As someone who identifies as a poly person, that is someone who practices nonmonogomy, the questions I get asked about my relationship(s) most often are about jealousy. Do I get jealous? Does my boyfriend (primary partner) get jealous? Does my long distance boyfriend (serious but not primary partner) get jealous? Do the people I date get jealous? Am I jealous of the other people the people I date go on dates with? Am I jealous of one of my partner’s wife? Is she jealous of me?
The answer to the questions about me being jealous is in the beginning, yes, but not anymore. The answer to the questions about my partners being jealous is maybe at once yes but not anymore for my partners who have been poly for a bit now. Learning to deal with jealousy is one of the first things poly people must learn to have successful relationships, and the key to coping with it is realizing this one very important fact: jealousy is not a pure emotion. It is fear of losing the relationship, which sprouts from a single or a cocktail of emotions. Feeling insecure, feeling inadequate, fear of abandonment, sadness, coveting, depression, anxiety are examples of a few.

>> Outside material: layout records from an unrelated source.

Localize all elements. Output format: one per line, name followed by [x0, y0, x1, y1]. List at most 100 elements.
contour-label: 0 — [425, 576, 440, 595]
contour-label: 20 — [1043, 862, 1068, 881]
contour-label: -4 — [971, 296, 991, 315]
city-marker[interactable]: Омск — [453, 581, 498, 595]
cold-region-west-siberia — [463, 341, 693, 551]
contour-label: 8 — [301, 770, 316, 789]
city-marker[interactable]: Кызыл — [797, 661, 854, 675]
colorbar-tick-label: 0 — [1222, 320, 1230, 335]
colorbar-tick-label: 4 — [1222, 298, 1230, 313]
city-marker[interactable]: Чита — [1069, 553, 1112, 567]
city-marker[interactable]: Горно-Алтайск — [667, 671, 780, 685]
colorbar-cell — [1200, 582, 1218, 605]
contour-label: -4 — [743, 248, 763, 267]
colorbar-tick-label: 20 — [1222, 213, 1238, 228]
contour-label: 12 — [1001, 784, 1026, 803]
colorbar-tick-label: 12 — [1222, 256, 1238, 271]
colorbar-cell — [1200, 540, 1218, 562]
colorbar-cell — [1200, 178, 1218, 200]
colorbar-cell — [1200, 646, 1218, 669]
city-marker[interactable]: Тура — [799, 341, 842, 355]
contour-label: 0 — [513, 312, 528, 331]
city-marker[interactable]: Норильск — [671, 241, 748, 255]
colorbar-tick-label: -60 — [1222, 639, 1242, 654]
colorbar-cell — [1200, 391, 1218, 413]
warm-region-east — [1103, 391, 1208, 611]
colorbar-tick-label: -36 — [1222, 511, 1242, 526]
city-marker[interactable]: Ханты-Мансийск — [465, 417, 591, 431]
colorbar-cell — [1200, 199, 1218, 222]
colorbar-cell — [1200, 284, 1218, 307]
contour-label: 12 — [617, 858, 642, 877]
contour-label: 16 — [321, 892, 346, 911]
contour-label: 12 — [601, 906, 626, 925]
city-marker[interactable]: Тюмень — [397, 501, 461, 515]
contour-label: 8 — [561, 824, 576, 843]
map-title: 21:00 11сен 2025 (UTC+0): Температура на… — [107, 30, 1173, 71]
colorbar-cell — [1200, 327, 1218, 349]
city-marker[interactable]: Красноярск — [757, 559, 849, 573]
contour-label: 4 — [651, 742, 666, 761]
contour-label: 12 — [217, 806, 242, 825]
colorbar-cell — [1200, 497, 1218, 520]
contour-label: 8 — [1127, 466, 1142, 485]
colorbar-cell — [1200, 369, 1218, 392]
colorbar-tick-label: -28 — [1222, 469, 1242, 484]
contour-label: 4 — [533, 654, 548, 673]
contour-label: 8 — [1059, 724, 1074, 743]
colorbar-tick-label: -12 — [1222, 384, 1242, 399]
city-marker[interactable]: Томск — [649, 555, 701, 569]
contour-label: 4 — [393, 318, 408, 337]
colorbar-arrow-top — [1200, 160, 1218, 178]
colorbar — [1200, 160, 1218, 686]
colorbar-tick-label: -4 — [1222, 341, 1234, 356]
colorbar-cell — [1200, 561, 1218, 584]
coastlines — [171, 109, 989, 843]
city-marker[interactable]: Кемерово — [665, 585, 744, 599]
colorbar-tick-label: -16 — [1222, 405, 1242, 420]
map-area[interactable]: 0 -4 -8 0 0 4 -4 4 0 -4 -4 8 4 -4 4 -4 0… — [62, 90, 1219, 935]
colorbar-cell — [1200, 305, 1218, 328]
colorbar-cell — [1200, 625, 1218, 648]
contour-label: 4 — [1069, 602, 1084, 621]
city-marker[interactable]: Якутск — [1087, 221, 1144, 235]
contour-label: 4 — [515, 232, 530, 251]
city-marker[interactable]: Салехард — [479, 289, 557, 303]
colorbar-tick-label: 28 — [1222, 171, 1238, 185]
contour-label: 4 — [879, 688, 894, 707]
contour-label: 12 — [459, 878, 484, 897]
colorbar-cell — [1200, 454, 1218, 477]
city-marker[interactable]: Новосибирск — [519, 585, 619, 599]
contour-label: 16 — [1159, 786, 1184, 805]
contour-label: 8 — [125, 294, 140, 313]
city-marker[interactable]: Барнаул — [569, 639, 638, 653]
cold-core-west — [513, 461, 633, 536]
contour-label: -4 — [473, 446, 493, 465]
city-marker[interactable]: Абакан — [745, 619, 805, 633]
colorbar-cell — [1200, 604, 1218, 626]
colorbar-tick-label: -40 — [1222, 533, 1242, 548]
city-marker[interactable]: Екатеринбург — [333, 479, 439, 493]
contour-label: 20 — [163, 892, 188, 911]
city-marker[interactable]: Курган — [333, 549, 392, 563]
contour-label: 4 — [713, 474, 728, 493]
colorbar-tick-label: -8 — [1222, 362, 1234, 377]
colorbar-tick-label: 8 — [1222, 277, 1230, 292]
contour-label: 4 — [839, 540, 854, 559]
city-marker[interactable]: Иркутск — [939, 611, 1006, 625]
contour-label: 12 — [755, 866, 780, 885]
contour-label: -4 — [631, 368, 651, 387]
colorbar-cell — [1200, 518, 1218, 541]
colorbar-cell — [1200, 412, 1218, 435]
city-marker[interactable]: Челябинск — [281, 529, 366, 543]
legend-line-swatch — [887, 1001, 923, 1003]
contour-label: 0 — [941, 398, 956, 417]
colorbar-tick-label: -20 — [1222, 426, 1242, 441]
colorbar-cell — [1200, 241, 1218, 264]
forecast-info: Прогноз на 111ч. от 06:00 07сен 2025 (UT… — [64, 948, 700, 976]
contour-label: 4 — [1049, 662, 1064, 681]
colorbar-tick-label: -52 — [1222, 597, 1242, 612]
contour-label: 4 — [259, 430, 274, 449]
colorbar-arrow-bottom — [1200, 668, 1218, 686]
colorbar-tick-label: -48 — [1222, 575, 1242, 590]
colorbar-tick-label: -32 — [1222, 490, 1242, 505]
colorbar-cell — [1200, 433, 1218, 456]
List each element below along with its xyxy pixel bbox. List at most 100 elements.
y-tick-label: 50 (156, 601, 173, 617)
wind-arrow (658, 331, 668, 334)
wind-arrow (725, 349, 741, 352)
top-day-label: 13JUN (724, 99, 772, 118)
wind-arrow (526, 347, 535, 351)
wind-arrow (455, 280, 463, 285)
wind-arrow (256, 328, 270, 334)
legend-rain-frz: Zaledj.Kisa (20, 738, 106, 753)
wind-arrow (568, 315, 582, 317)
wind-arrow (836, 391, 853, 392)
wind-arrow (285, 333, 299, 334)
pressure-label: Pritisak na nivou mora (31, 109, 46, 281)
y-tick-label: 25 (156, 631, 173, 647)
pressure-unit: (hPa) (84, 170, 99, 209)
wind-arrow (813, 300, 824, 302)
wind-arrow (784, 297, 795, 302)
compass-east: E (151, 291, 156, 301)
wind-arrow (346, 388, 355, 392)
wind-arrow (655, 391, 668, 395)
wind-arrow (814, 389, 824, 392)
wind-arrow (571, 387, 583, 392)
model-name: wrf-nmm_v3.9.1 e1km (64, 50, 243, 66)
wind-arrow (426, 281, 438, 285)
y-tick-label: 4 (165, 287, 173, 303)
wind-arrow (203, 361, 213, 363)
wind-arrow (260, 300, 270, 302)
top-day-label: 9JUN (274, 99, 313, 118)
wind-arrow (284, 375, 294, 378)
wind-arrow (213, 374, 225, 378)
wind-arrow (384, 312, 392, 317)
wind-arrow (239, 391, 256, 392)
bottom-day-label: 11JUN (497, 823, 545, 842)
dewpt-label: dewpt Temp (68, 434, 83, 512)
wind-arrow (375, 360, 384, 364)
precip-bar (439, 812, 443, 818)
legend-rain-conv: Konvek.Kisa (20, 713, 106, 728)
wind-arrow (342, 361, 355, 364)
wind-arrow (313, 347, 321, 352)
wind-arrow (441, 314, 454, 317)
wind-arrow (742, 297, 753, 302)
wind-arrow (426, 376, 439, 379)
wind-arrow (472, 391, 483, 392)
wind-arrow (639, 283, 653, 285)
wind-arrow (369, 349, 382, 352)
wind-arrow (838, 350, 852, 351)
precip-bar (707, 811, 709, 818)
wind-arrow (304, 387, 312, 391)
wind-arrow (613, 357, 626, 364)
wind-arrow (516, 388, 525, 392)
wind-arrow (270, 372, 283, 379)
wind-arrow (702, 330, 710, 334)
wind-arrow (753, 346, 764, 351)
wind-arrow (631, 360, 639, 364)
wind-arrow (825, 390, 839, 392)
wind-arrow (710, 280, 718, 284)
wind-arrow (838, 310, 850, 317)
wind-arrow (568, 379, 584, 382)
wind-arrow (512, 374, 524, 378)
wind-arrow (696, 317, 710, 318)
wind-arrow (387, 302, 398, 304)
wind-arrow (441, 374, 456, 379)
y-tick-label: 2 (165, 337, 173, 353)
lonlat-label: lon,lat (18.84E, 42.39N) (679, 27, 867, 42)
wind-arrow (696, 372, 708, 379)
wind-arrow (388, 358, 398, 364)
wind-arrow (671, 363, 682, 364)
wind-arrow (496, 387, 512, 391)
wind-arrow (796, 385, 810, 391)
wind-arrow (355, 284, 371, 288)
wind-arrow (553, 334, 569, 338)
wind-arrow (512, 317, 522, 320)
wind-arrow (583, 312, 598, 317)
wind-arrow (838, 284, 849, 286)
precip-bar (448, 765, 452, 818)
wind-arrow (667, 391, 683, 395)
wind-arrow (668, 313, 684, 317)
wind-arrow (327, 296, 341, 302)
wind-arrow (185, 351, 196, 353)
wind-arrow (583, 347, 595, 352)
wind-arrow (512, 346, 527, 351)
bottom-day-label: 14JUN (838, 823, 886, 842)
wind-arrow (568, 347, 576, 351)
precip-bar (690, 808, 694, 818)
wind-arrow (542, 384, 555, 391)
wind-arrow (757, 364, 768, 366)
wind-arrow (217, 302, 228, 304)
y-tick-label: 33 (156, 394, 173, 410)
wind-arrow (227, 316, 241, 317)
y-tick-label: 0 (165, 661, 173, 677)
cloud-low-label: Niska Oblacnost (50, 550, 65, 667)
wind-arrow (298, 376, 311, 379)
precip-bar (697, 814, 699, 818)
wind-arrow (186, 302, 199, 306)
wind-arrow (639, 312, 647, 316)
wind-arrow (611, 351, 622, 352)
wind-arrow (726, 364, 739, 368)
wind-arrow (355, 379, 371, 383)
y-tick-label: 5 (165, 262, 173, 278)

Hence, the key to dealing with jealousy in any relationship, whether it is monogamous or polyamorous, is tracking down what emotions are at the core of your jealousy and resolving those. Or at the very least, recognizing that it’s there and you have to work on it. For example, if you realize that at the core of your jealousy is insecurity about your appearance, work on making yourself feel better about it as an individual rather than relying on your partner’s commitment to you as evidence of your own attractiveness. In the end, you’ll be a healthier person on your own making your relationship healthier overall.